Hello! I would say that mobile sync is a deceptively hard problem to get all the nice properties you want. I suggest you look at how Couchbase replication works and try to duplicate it, and ideally, try to interoperate with it.

Some of the properties you probably want:

Incremental replication - The ability to stop and restart replication and not lose all your progress. Vital in a mobile environment where connections are slow and flaky.

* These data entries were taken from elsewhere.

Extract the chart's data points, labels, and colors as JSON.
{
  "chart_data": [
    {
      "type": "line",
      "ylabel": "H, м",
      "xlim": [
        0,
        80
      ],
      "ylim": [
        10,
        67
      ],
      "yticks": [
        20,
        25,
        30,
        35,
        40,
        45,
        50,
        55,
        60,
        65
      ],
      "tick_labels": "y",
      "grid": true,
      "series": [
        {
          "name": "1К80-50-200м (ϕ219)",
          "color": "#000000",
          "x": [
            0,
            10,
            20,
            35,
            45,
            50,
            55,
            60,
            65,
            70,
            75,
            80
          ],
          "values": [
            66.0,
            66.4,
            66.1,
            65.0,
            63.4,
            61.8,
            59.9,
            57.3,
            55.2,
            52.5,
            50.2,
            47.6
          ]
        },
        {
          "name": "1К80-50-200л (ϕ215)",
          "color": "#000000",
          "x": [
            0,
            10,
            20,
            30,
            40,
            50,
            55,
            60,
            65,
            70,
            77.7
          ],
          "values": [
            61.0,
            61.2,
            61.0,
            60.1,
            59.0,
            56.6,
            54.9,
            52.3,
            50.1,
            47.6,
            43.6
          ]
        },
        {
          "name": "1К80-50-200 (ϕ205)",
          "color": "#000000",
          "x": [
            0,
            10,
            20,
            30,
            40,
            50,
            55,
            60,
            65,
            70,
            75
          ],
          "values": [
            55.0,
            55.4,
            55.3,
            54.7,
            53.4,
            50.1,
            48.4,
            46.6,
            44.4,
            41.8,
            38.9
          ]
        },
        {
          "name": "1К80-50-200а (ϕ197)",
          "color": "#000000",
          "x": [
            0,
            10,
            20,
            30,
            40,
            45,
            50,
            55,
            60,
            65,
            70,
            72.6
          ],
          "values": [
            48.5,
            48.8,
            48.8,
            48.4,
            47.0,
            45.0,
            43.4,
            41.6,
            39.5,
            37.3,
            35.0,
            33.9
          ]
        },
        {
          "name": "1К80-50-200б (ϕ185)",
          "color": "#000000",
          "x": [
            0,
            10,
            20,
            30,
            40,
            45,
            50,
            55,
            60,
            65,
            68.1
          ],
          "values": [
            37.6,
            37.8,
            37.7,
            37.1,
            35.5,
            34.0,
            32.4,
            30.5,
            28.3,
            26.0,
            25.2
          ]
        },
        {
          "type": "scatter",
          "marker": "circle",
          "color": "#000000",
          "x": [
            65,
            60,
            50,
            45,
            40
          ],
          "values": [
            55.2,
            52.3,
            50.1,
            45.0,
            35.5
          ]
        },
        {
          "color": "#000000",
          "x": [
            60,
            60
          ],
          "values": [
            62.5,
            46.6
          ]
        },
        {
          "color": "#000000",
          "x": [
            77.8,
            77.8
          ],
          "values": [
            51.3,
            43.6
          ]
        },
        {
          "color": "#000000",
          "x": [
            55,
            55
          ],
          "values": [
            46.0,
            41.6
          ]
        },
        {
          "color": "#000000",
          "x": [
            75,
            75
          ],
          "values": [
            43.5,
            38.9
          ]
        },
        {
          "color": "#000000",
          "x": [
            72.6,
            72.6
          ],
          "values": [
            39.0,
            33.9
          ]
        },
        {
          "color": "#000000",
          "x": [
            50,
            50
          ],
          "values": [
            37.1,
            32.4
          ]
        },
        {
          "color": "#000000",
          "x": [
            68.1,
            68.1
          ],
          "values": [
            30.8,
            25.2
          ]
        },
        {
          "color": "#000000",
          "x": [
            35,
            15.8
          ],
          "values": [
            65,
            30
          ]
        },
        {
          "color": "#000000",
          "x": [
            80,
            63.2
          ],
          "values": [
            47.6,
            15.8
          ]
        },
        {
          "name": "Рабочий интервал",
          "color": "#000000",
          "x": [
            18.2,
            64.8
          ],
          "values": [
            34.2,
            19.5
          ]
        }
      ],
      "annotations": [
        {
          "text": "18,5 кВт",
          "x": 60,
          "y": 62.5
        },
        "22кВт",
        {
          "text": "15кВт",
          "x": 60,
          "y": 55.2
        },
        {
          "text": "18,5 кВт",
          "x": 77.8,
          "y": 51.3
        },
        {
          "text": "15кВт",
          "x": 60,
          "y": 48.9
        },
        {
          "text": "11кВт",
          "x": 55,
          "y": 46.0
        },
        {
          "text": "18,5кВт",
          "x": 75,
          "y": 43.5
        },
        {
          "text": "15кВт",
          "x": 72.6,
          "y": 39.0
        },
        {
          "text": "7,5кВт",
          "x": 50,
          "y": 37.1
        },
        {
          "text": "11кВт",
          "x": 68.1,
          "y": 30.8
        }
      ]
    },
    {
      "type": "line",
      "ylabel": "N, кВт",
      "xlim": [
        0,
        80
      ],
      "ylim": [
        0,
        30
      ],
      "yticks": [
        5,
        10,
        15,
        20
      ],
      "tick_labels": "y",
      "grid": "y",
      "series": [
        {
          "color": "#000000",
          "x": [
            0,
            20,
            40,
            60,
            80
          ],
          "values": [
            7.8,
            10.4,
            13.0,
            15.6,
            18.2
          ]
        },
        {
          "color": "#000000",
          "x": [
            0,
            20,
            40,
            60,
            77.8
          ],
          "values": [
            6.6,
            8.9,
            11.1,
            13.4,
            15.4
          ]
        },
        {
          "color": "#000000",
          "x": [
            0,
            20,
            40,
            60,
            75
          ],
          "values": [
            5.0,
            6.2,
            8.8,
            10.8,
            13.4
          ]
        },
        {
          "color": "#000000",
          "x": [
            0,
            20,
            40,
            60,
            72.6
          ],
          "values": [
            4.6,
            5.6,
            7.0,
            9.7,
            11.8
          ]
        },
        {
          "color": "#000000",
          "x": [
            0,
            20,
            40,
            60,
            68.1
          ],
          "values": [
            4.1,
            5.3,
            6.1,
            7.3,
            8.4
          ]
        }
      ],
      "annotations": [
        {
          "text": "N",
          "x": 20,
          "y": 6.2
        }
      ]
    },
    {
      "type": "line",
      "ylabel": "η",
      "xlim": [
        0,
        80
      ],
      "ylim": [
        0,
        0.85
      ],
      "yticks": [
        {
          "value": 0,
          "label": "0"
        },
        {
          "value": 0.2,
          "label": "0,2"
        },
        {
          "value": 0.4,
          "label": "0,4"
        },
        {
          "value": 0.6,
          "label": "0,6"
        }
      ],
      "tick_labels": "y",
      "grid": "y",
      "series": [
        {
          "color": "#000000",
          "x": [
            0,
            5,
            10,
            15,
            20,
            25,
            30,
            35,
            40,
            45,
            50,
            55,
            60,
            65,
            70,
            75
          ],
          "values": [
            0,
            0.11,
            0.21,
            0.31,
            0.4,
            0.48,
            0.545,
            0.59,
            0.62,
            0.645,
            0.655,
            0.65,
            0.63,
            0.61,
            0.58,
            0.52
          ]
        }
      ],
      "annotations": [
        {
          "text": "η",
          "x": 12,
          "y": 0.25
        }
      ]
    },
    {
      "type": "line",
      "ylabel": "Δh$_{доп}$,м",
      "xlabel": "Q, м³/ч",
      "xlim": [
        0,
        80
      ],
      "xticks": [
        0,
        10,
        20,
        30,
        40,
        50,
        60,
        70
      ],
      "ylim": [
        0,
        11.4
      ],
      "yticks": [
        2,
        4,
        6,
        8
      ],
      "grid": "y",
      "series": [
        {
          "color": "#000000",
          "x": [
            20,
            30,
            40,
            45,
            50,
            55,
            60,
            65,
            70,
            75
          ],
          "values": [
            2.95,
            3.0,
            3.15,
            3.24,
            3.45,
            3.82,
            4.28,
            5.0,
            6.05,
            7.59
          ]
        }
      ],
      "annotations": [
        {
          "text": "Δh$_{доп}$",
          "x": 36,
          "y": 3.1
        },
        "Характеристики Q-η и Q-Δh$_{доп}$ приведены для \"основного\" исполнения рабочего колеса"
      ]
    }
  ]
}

Concurrency -You want to be able to use the local and the remote the databases while it's getting sync'd/replicated, no global locking. So the app is usable at all times and syncing in the background.

Conflict management - You need plan for how you'll deal with and manage edit conflicts.

Partial replication - Having replicas that only hold a interesting subset of other replicas. Important when sharing a large data set, but mobile clients only need a portion of it.

Ad hoc Topology - Couchbase supports ad hoc topology, any machine can sync with any other machine without prior knowledge. This is much more flexible than a single centralized sync point or fixed topology. Though many deployments will only need a single sync point, often new ones will need to be added.

Schema upgrade - Couchbase is schemaless, so it's easy to add new field/properties without breaking things. If using a schema, it's difficult to upgrade remote clients when they have new data in older schemas, etc.

Security - the ability to refuse updates if the come from unauthorized sources.

Anyway, Couchbase and CouchDB has worked out these problems and is successful in production on millions of machines. It's not the only way to build a sync scheme, but it's one of the most successful.